Airfare for two Timorese teenagers have been paid

St John of God Hospital Warrnambool in regional Victoria has come to the aid of two East Timorese teenagers requiring lifesaving heart treatment in Australia by paying their airfares to and from Australia.

23 September 2010

23 September 2010

The hospital’s Chief Executive Officer, Glyn Palmer, said Dr Noel Bayley, one of the hospital’s cardiologists, had asked the hospital if it could help.

“As a division of St John of God Health Care, we already have a long standing relationship with the East Timorese people, providing pathology, primary health care and nursing services in East Timor through our Social Outreach and Advocacy program, which reaches out to people experiencing disadvantage,” Glyn said.

“Given our hospitals across Australia also often assist in treating patients in need from neighbouring countries, we were more than happy to help out.”

Glyn said the hospital would not normally publicise its donation, but media coverage across Australia had led members of the public to inundate the hospital, where Dr Bayley works, with offers to pay the airfares or otherwise assist the teenagers.

Dr Bayley, who has helped Timorese patients for years, had also publicly offered to personally pay the teenagers’ airfares.

“The generosity of ordinary Australians has been overwhelming but as a small regional hospital, we don’t have the resources to adequately handle the number of people now contacting us with offers of help to pay the airfares,” Glyn said.
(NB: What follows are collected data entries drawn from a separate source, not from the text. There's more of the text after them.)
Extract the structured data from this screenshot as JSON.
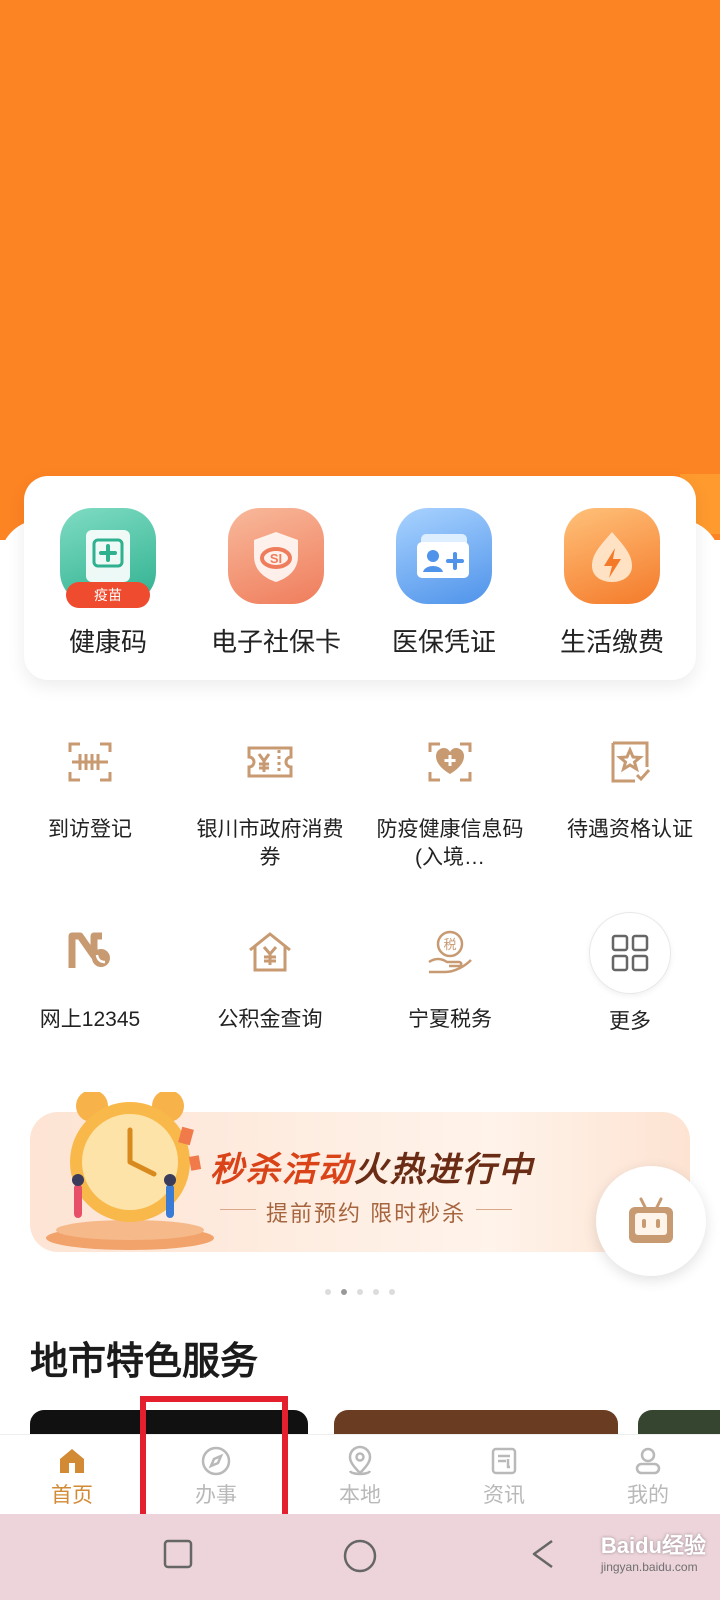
{
  "colors": {
    "header_orange": "#fd8423",
    "tab_active": "#d28a35",
    "tab_inactive": "#b9b9b9",
    "icon_tan": "#c89a72",
    "highlight_red": "#e5202e"
  },
  "main_services": [
    {
      "label": "健康码",
      "icon": "health-code-icon",
      "badge": "疫苗"
    },
    {
      "label": "电子社保卡",
      "icon": "social-security-card-icon"
    },
    {
      "label": "医保凭证",
      "icon": "medical-insurance-icon"
    },
    {
      "label": "生活缴费",
      "icon": "utility-payment-icon"
    }
  ],
  "grid_services": [
    {
      "label": "到访登记",
      "icon": "visitor-registration-icon"
    },
    {
      "label": "银川市政府消费券",
      "icon": "voucher-icon"
    },
    {
      "label": "防疫健康信息码(入境…",
      "icon": "epidemic-health-icon"
    },
    {
      "label": "待遇资格认证",
      "icon": "qualification-certification-icon"
    },
    {
      "label": "网上12345",
      "icon": "hotline-12345-icon"
    },
    {
      "label": "公积金查询",
      "icon": "housing-fund-icon"
    },
    {
      "label": "宁夏税务",
      "icon": "tax-icon"
    },
    {
      "label": "更多",
      "icon": "more-grid-icon"
    }
  ],
  "banner": {
    "title_part1": "秒杀活动",
    "title_part2": "火热进行中",
    "subtitle": "提前预约  限时秒杀",
    "carousel_count": 5,
    "carousel_active": 2
  },
  "section": {
    "title": "地市特色服务"
  },
  "tabbar": [
    {
      "label": "首页",
      "icon": "home-icon",
      "active": true
    },
    {
      "label": "办事",
      "icon": "compass-icon",
      "active": false
    },
    {
      "label": "本地",
      "icon": "location-pin-icon",
      "active": false
    },
    {
      "label": "资讯",
      "icon": "news-icon",
      "active": false
    },
    {
      "label": "我的",
      "icon": "profile-icon",
      "active": false
    }
  ],
  "watermark": {
    "brand": "Baidu经验",
    "url": "jingyan.baidu.com"
  }
}
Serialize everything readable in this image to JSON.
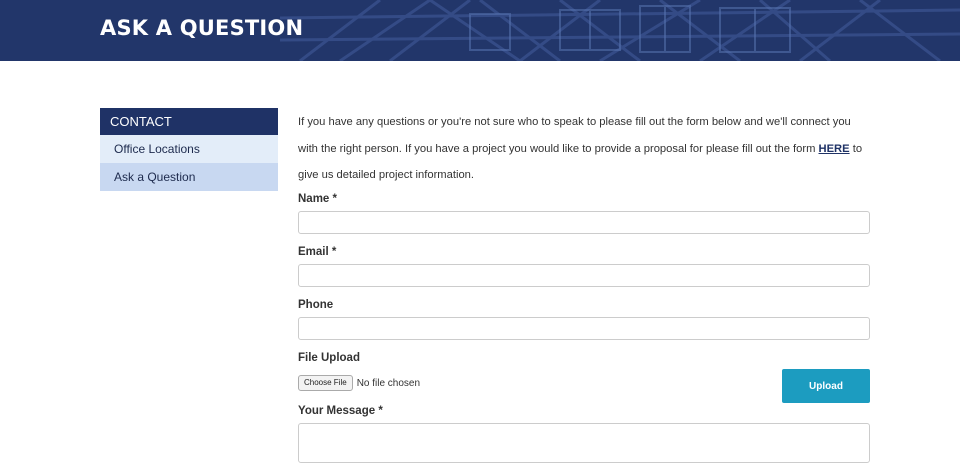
{
  "header": {
    "title": "ASK A QUESTION"
  },
  "sidebar": {
    "heading": "CONTACT",
    "items": [
      {
        "label": "Office Locations",
        "active": false
      },
      {
        "label": "Ask a Question",
        "active": true
      }
    ]
  },
  "intro": {
    "text_before_link": "If you have any questions or you're not sure who to speak to please fill out the form below and we'll connect you with the right person. If you have a project you would like to provide a proposal for please fill out the form ",
    "link_text": "HERE",
    "text_after_link": " to give us detailed project information."
  },
  "form": {
    "name_label": "Name *",
    "email_label": "Email *",
    "phone_label": "Phone",
    "file_label": "File Upload",
    "choose_file_label": "Choose File",
    "file_status": "No file chosen",
    "upload_label": "Upload",
    "message_label": "Your Message *"
  },
  "colors": {
    "header_bg": "#22366a",
    "sidebar_heading_bg": "#1f3266",
    "sidebar_item_bg": "#e3edf9",
    "sidebar_active_bg": "#c8d8f1",
    "upload_button": "#1c9cc0"
  }
}
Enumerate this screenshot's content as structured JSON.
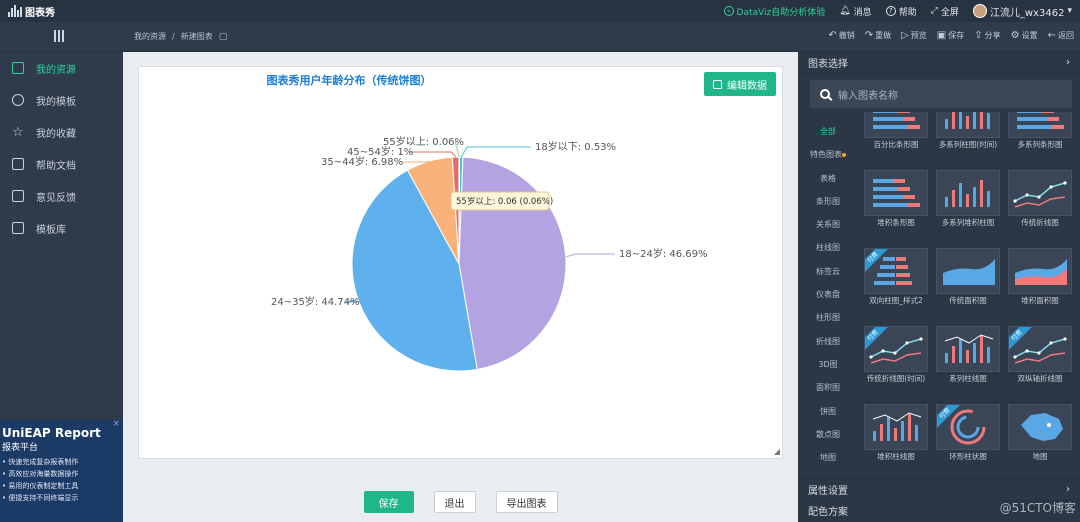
{
  "topbar": {
    "logo_text": "图表秀",
    "dataviz": "DataViz自助分析体验",
    "messages": "消息",
    "help": "帮助",
    "fullscreen": "全屏",
    "username": "江流儿_wx3462"
  },
  "subbar": {
    "breadcrumb_root": "我的资源",
    "breadcrumb_sep": "/",
    "breadcrumb_current": "新建图表",
    "tools": [
      "撤销",
      "重做",
      "预览",
      "保存",
      "分享",
      "设置",
      "返回"
    ]
  },
  "sidebar": {
    "items": [
      {
        "label": "我的资源",
        "active": true
      },
      {
        "label": "我的模板"
      },
      {
        "label": "我的收藏"
      },
      {
        "label": "帮助文档"
      },
      {
        "label": "意见反馈"
      },
      {
        "label": "模板库"
      }
    ],
    "ad": {
      "title": "UniEAP Report",
      "subtitle": "报表平台",
      "lines": [
        "快速完成复杂报表制作",
        "高效应对海量数据操作",
        "易用的仪表制定制工具",
        "便捷支持不同终端显示"
      ],
      "close": "×"
    }
  },
  "main": {
    "edit_button": "编辑数据",
    "save": "保存",
    "exit": "退出",
    "export": "导出图表",
    "tooltip": "55岁以上: 0.06 (0.06%)"
  },
  "chart_data": {
    "type": "pie",
    "title": "图表秀用户年龄分布（传统饼图）",
    "slices": [
      {
        "label": "18~24岁: 46.69%",
        "name": "18~24岁",
        "value": 46.69,
        "color": "#b3a3e0"
      },
      {
        "label": "24~35岁: 44.74%",
        "name": "24~35岁",
        "value": 44.74,
        "color": "#5eb1ec"
      },
      {
        "label": "35~44岁: 6.98%",
        "name": "35~44岁",
        "value": 6.98,
        "color": "#f9b27a"
      },
      {
        "label": "45~54岁: 1%",
        "name": "45~54岁",
        "value": 1,
        "color": "#e06f6b"
      },
      {
        "label": "55岁以上: 0.06%",
        "name": "55岁以上",
        "value": 0.06,
        "color": "#9bcd8a"
      },
      {
        "label": "18岁以下: 0.53%",
        "name": "18岁以下",
        "value": 0.53,
        "color": "#49c3d6"
      }
    ]
  },
  "right_panel": {
    "title": "图表选择",
    "search_placeholder": "输入图表名称",
    "categories": [
      "全部",
      "特色图表",
      "表格",
      "条形图",
      "关系图",
      "柱线图",
      "标签云",
      "仪表盘",
      "柱形图",
      "折线图",
      "3D图",
      "面积图",
      "饼图",
      "散点图",
      "地图"
    ],
    "tiles": [
      {
        "label": "百分比条形图"
      },
      {
        "label": "多系列柱图(时间)"
      },
      {
        "label": "多系列条形图"
      },
      {
        "label": "堆积条形图"
      },
      {
        "label": "多系列堆积柱图"
      },
      {
        "label": "传统折线图"
      },
      {
        "label": "双向柱图_样式2",
        "badge": "付费"
      },
      {
        "label": "传统面积图"
      },
      {
        "label": "堆积面积图"
      },
      {
        "label": "传统折线图(时间)",
        "badge": "付费"
      },
      {
        "label": "系列柱线图"
      },
      {
        "label": "双纵轴折线图",
        "badge": "付费"
      },
      {
        "label": "堆积柱线图"
      },
      {
        "label": "环形柱状图",
        "badge": "付费"
      },
      {
        "label": "地图"
      }
    ],
    "attr_settings": "属性设置",
    "color_scheme": "配色方案",
    "watermark": "@51CTO博客"
  },
  "colors": {
    "accent": "#2ed39b",
    "primary": "#1fb78a",
    "title": "#1b7ed6"
  }
}
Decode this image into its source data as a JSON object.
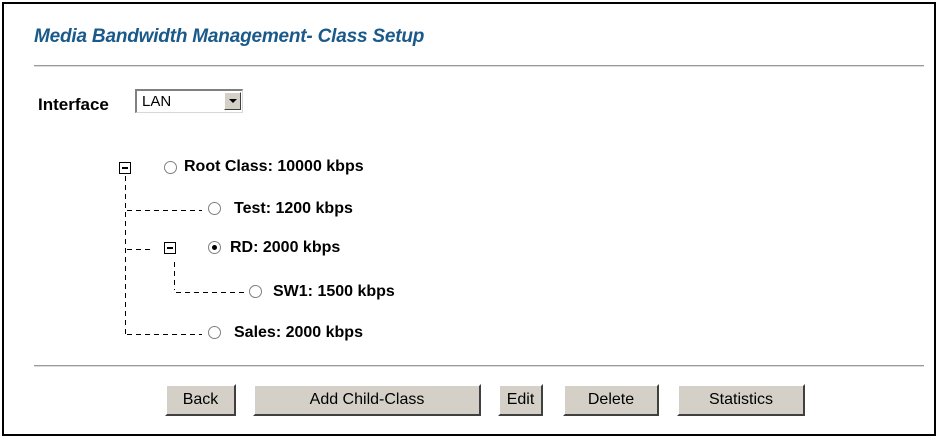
{
  "page": {
    "title": "Media Bandwidth Management- Class Setup"
  },
  "interface": {
    "label": "Interface",
    "selected": "LAN"
  },
  "tree": {
    "nodes": [
      {
        "label": "Root Class: 10000 kbps",
        "selected": false,
        "expander": "collapse"
      },
      {
        "label": "Test: 1200 kbps",
        "selected": false
      },
      {
        "label": "RD: 2000 kbps",
        "selected": true,
        "expander": "collapse"
      },
      {
        "label": "SW1: 1500 kbps",
        "selected": false
      },
      {
        "label": "Sales: 2000 kbps",
        "selected": false
      }
    ]
  },
  "buttons": {
    "back": "Back",
    "add_child": "Add Child-Class",
    "edit": "Edit",
    "delete": "Delete",
    "statistics": "Statistics"
  }
}
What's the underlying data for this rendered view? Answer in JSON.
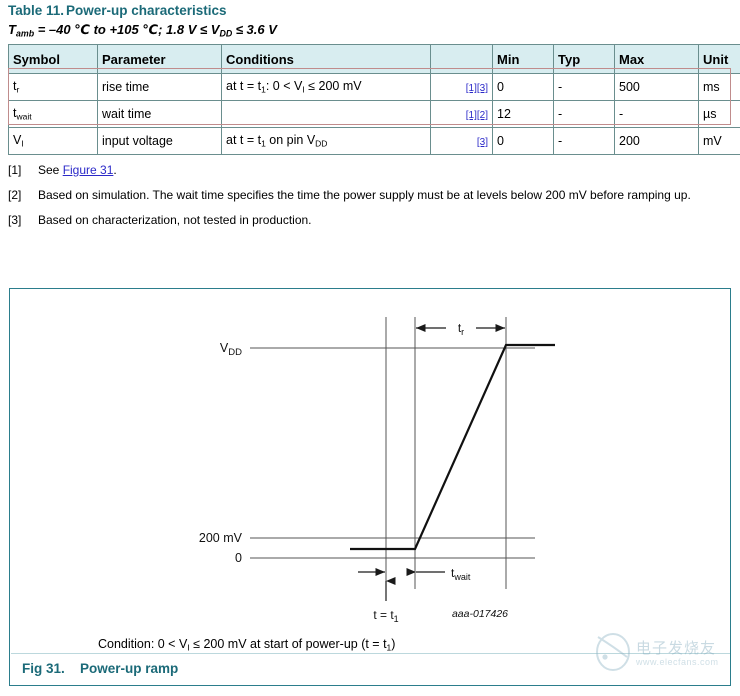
{
  "table": {
    "number": "Table 11.",
    "title": "Power-up characteristics",
    "conditions_line": "Tamb = –40 ℃ to +105 ℃; 1.8 V ≤ VDD ≤ 3.6 V",
    "headers": [
      "Symbol",
      "Parameter",
      "Conditions",
      "",
      "Min",
      "Typ",
      "Max",
      "Unit"
    ],
    "rows": [
      {
        "symbol": "tr",
        "symbol_base": "t",
        "symbol_sub": "r",
        "parameter": "rise time",
        "conditions": "at t = t1: 0 < VI ≤ 200 mV",
        "notes": [
          "[1]",
          "[3]"
        ],
        "min": "0",
        "typ": "-",
        "max": "500",
        "unit": "ms",
        "highlighted": true
      },
      {
        "symbol": "twait",
        "symbol_base": "t",
        "symbol_sub": "wait",
        "parameter": "wait time",
        "conditions": "",
        "notes": [
          "[1]",
          "[2]"
        ],
        "min": "12",
        "typ": "-",
        "max": "-",
        "unit": "µs",
        "highlighted": true
      },
      {
        "symbol": "VI",
        "symbol_base": "V",
        "symbol_sub": "I",
        "parameter": "input voltage",
        "conditions": "at t = t1 on pin VDD",
        "notes": [
          "[3]"
        ],
        "min": "0",
        "typ": "-",
        "max": "200",
        "unit": "mV",
        "highlighted": false
      }
    ]
  },
  "footnotes": [
    {
      "mark": "[1]",
      "text_before": "See ",
      "link": "Figure 31",
      "text_after": "."
    },
    {
      "mark": "[2]",
      "text_before": "Based on simulation. The wait time specifies the time the power supply must be at levels below 200 mV before ramping up.",
      "link": "",
      "text_after": ""
    },
    {
      "mark": "[3]",
      "text_before": "Based on characterization, not tested in production.",
      "link": "",
      "text_after": ""
    }
  ],
  "figure": {
    "number": "Fig 31.",
    "caption": "Power-up ramp",
    "condition": "Condition: 0 < VI ≤ 200 mV at start of power-up (t = t1)",
    "drawing_id": "aaa-017426",
    "axis_labels": {
      "vdd": "VDD",
      "vdd_base": "V",
      "vdd_sub": "DD",
      "level_200mv": "200 mV",
      "level_zero": "0"
    },
    "annotations": {
      "rise_time": "tr",
      "rise_time_base": "t",
      "rise_time_sub": "r",
      "wait_time": "twait",
      "wait_time_base": "t",
      "wait_time_sub": "wait",
      "t_equals_t1": "t = t1"
    }
  },
  "watermark": {
    "text_cn": "电子发烧友",
    "url": "www.elecfans.com"
  },
  "colors": {
    "title_teal": "#1b6a78",
    "header_bg": "#d8edf0",
    "border": "#6a8e8e",
    "link_blue": "#2b29c8",
    "highlight_border": "#c08c8c",
    "figure_border": "#2b7d8c"
  }
}
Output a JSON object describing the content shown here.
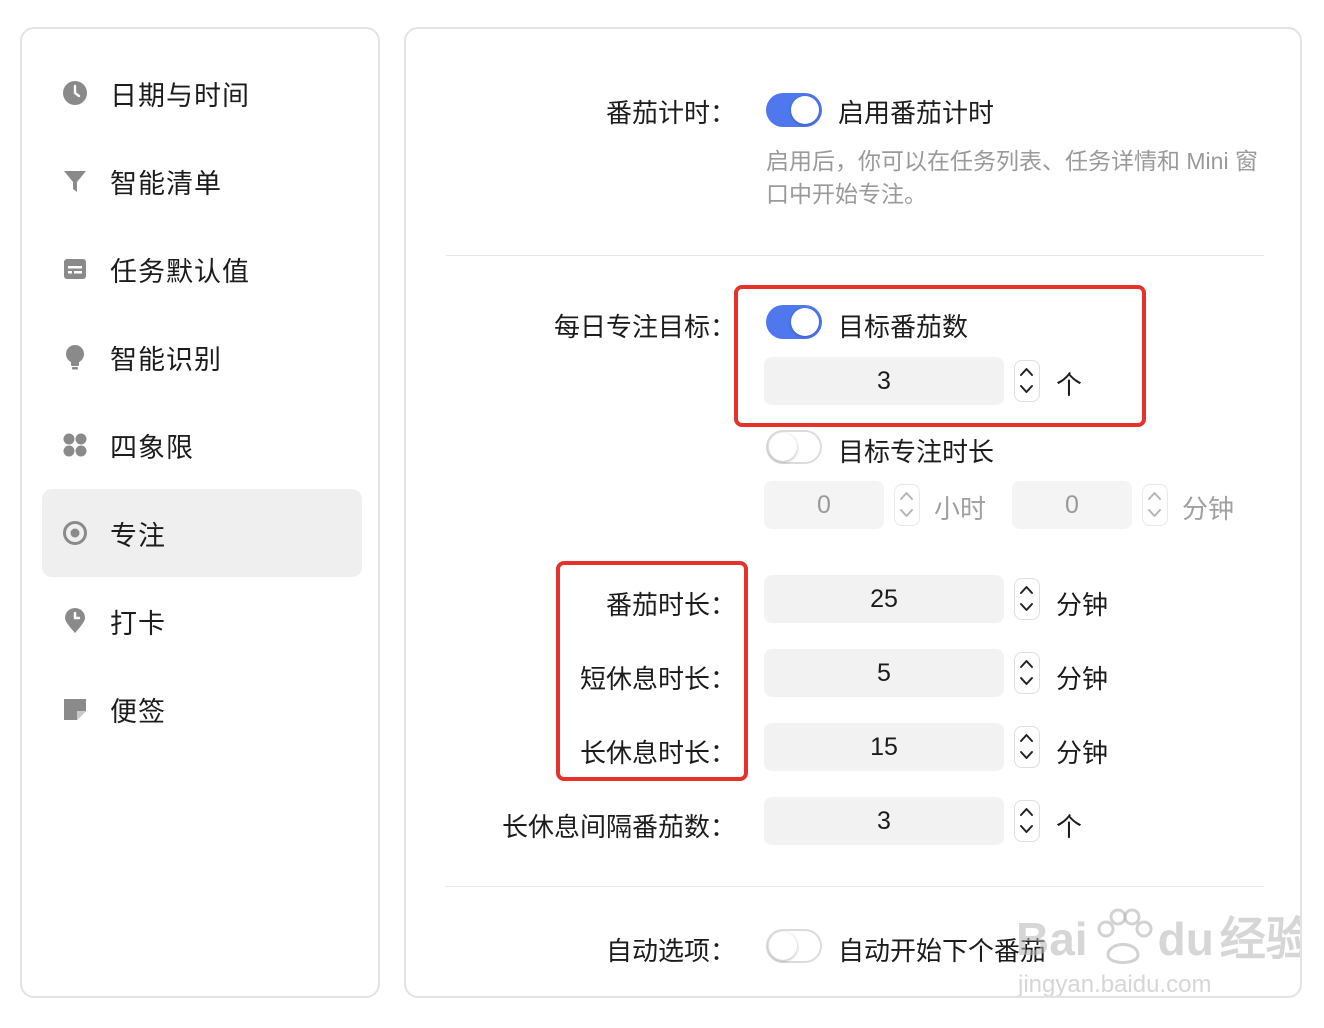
{
  "sidebar": {
    "items": [
      {
        "label": "日期与时间",
        "icon": "clock-icon"
      },
      {
        "label": "智能清单",
        "icon": "filter-icon"
      },
      {
        "label": "任务默认值",
        "icon": "task-card-icon"
      },
      {
        "label": "智能识别",
        "icon": "lightbulb-icon"
      },
      {
        "label": "四象限",
        "icon": "grid-quadrant-icon"
      },
      {
        "label": "专注",
        "icon": "target-icon",
        "active": true
      },
      {
        "label": "打卡",
        "icon": "pin-check-icon"
      },
      {
        "label": "便签",
        "icon": "sticky-note-icon"
      }
    ]
  },
  "pomodoro": {
    "label": "番茄计时：",
    "toggle_on": true,
    "toggle_label": "启用番茄计时",
    "description": "启用后，你可以在任务列表、任务详情和 Mini 窗口中开始专注。"
  },
  "daily_goal": {
    "label": "每日专注目标：",
    "pomo_goal": {
      "toggle_on": true,
      "toggle_label": "目标番茄数",
      "value": "3",
      "unit": "个"
    },
    "time_goal": {
      "toggle_on": false,
      "toggle_label": "目标专注时长",
      "hours": "0",
      "hours_unit": "小时",
      "minutes": "0",
      "minutes_unit": "分钟"
    }
  },
  "durations": {
    "pomo": {
      "label": "番茄时长：",
      "value": "25",
      "unit": "分钟"
    },
    "short_break": {
      "label": "短休息时长：",
      "value": "5",
      "unit": "分钟"
    },
    "long_break": {
      "label": "长休息时长：",
      "value": "15",
      "unit": "分钟"
    },
    "long_break_interval": {
      "label": "长休息间隔番茄数：",
      "value": "3",
      "unit": "个"
    }
  },
  "auto": {
    "label": "自动选项：",
    "toggle_on": false,
    "toggle_label": "自动开始下个番茄"
  },
  "watermark": {
    "brand": "Bai",
    "brand2": "du",
    "cn": "经验",
    "url": "jingyan.baidu.com"
  },
  "colors": {
    "accent": "#4f78ef",
    "highlight": "#e5322a",
    "active_bg": "#efefef"
  }
}
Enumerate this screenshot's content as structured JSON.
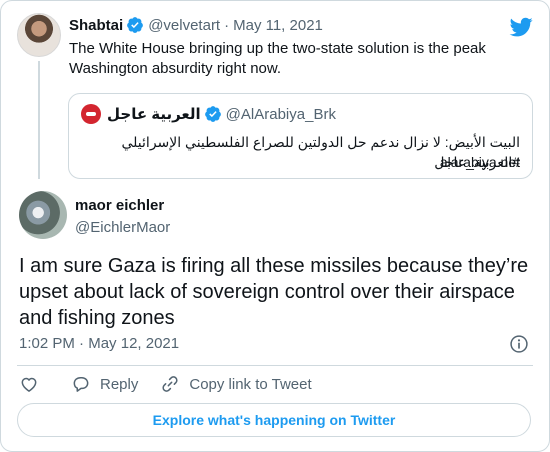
{
  "colors": {
    "accent": "#1d9bf0",
    "text": "#0f1419",
    "muted": "#536471",
    "border": "#cfd9de"
  },
  "parent_tweet": {
    "author_name": "Shabtai",
    "author_handle": "@velvetart",
    "separator": "·",
    "date": "May 11, 2021",
    "text": "The White House bringing up the two-state solution is the peak Washington absurdity right now.",
    "quoted": {
      "author_name": "العربية عاجل",
      "author_handle": "@AlArabiya_Brk",
      "text": "البيت الأبيض: لا نزال ندعم حل الدولتين للصراع الفلسطيني الإسرائيلي #العربية_عاجل",
      "link": "alarabiya.net"
    }
  },
  "main_tweet": {
    "author_name": "maor eichler",
    "author_handle": "@EichlerMaor",
    "text": "I am sure Gaza is firing all these missiles because they’re upset about lack of sovereign control over their airspace and fishing zones",
    "time": "1:02 PM",
    "separator": "·",
    "date": "May 12, 2021"
  },
  "actions": {
    "reply": "Reply",
    "copy_link": "Copy link to Tweet"
  },
  "explore_button": "Explore what's happening on Twitter",
  "icons": {
    "bird": "twitter-bird-icon",
    "verified": "verified-badge-icon",
    "info": "info-icon",
    "like": "heart-icon",
    "reply": "reply-icon",
    "link": "link-icon"
  }
}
“We are therefore very keen to let people know that we have already arranged to pay the airfares and the teenagers can now fly to Australia for treatment in Melbourne at the MonashHEART medical centre, which is providing the life-saving heart treatment for both girls.

“We would really like to acknowledge the generosity of Australians and thank them for their concern and care for the two young women, who so urgently require our help.”

St John of God Health Care is Australia’s largest Catholic not for profit private health care group. It operates seven hospitals in Victoria, four hospitals in WA and two hospitals in New South Wales, as well as pathology services in WA and Victoria, and Social Outreach and Advocacy services reaching out to people experiencing disadvantage in Australia and New Zealand.